Plaxo Updates Its Contacts With Cisco

Contact management provider Plaxo has a big new booster in its corner: hardware giant Cisco Systems, which has joined a round of financing for the company.

Plaxo made the announcement that Cisco invested $7 million in the latest financing round as the company launched its latest contact management release, Plaxo 2.0.

“We represent a new level of Internet infrastructure and traditionally they [Cisco] are very interested in hardware infrastructure around networks,” Todd Masonis, Plaxo’s co-founder and vice president of products, told internetnews.com.

“Plaxo is a software network, but it’s fundamentally trying to solve the same problem. Instead of trying to keep computers connected, it’s keeping people connected.”

Unlike the popular social networking sites, which function as a kind of Web site application, “fundamentally we’re the network piece of infrastructure and I think that’s why they found us interesting,” he added.

To date, Plaxo has raised close to $20 million from investors who include Cisco, Sequoia Capital, Globespan Ventures, Ram Shriram and Yahoo! co-founder Tim Koogle.

Plaxo unveiled new features on its 2.0 version recently.
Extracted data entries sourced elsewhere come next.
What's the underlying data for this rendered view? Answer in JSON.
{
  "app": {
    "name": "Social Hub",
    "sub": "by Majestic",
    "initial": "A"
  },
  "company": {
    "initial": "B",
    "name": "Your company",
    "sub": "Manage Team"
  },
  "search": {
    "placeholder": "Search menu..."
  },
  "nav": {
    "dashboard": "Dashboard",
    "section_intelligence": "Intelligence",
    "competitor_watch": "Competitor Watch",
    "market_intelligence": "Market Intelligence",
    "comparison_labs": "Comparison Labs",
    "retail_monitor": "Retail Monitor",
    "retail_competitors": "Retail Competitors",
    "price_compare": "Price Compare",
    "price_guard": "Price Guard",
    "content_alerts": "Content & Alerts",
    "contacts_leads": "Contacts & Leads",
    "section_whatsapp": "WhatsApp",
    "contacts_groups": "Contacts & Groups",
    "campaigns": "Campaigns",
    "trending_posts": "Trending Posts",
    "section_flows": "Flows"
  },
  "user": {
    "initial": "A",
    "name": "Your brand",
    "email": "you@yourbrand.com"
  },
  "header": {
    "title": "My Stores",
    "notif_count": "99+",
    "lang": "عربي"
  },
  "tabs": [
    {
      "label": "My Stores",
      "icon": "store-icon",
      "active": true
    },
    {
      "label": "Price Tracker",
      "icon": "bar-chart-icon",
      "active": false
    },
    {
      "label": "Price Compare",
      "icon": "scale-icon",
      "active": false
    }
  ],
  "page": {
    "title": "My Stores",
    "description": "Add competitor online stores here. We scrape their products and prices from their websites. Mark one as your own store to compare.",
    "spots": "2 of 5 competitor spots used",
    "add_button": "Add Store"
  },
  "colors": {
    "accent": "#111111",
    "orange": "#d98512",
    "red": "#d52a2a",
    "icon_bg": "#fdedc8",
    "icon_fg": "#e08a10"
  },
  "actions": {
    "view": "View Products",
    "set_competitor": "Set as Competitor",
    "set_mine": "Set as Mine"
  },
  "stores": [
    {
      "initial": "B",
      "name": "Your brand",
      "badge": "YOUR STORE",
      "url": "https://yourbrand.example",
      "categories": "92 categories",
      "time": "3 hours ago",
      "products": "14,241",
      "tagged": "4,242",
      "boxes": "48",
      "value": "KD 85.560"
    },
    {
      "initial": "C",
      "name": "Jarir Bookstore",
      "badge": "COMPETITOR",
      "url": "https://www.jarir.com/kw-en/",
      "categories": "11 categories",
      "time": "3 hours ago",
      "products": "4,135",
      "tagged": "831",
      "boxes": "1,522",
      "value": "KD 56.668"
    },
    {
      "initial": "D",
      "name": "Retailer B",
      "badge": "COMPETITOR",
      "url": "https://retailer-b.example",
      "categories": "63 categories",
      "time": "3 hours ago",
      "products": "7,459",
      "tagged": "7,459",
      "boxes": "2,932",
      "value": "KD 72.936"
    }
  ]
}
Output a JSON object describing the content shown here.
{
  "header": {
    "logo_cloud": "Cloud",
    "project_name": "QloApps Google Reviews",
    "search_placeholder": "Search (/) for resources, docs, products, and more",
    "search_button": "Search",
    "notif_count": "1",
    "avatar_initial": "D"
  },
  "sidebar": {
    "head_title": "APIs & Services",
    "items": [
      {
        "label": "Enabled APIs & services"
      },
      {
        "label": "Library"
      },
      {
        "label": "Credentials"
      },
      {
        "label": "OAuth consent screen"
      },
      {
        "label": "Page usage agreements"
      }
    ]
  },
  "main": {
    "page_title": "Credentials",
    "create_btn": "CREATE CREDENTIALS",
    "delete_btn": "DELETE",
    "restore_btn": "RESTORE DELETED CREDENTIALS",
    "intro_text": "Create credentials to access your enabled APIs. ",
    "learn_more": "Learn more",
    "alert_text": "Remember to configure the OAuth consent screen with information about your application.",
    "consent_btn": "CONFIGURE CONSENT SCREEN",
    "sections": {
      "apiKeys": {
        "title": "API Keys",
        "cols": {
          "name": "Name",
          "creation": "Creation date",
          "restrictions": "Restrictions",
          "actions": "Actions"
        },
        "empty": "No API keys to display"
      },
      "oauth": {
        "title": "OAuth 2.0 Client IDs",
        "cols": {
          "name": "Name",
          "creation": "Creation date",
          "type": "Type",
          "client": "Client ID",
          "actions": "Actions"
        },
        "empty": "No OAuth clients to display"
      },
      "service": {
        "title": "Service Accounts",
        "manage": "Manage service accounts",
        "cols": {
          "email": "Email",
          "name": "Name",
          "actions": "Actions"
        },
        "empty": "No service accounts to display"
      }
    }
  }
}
The contact management tool integrates with Microsoft Outlook and Outlook Express in order to help provide seamless and automated synchronized updates from authorized contacts.

With version 2.0, the system is integrated with Yahoo! Search, allowing users to search directly from their Outlook client. And with the official release of Plaxo 2.0 today, the company unveiled additional new features.

It said Plaxo 2.0 now allows users to synchronize their calendars, tasks and notes. The new version has a redesigned user interface and includes a “microblog” feature.

Plaxo co-founder Todd Masonis said when Plaxo started out, the company realized it had to solve three key problems in keeping people connected to their contacts. It had to be updated, synchronized and people had to have easy access to their information.

“Once we did that, a lot of our users told us that was great but to really solve the problem you need to include Calendar, Tasks and Notes,” Masonis said.

Masonis acknowledged that Plaxo isn’t the only company trying to tackle the contact management problem for users. But he was quick to explain what makes Plaxo’s attempt at solving the problem different.

“A lot of different people are approaching this problem in different ways.” For one, Microsoft’s Outlook/Exchange server combination can be tricky for managing contacts from outside a network, or in sharing those contacts. He also argued that Web mail providers essentially offer “data in the sky” and then attempt to tackle contact management issues with a separate Web site.

“With Plaxo, we’re kind of making a bet that people don’t necessarily want to switch out of what they’re already using and works well. They just want this functionality to work and they don’t want to think about it,” Masonis said. “This is our getting it done, getting it to work release.”

The release also includes a development API to help Plaxo partners integrate the product with their internal applications.

The company boasts over two million members for its free product and currently has two revenue streams, a supported offering and its Yahoo! Search integration deal. Plaxo expects to offer a premium version later this year.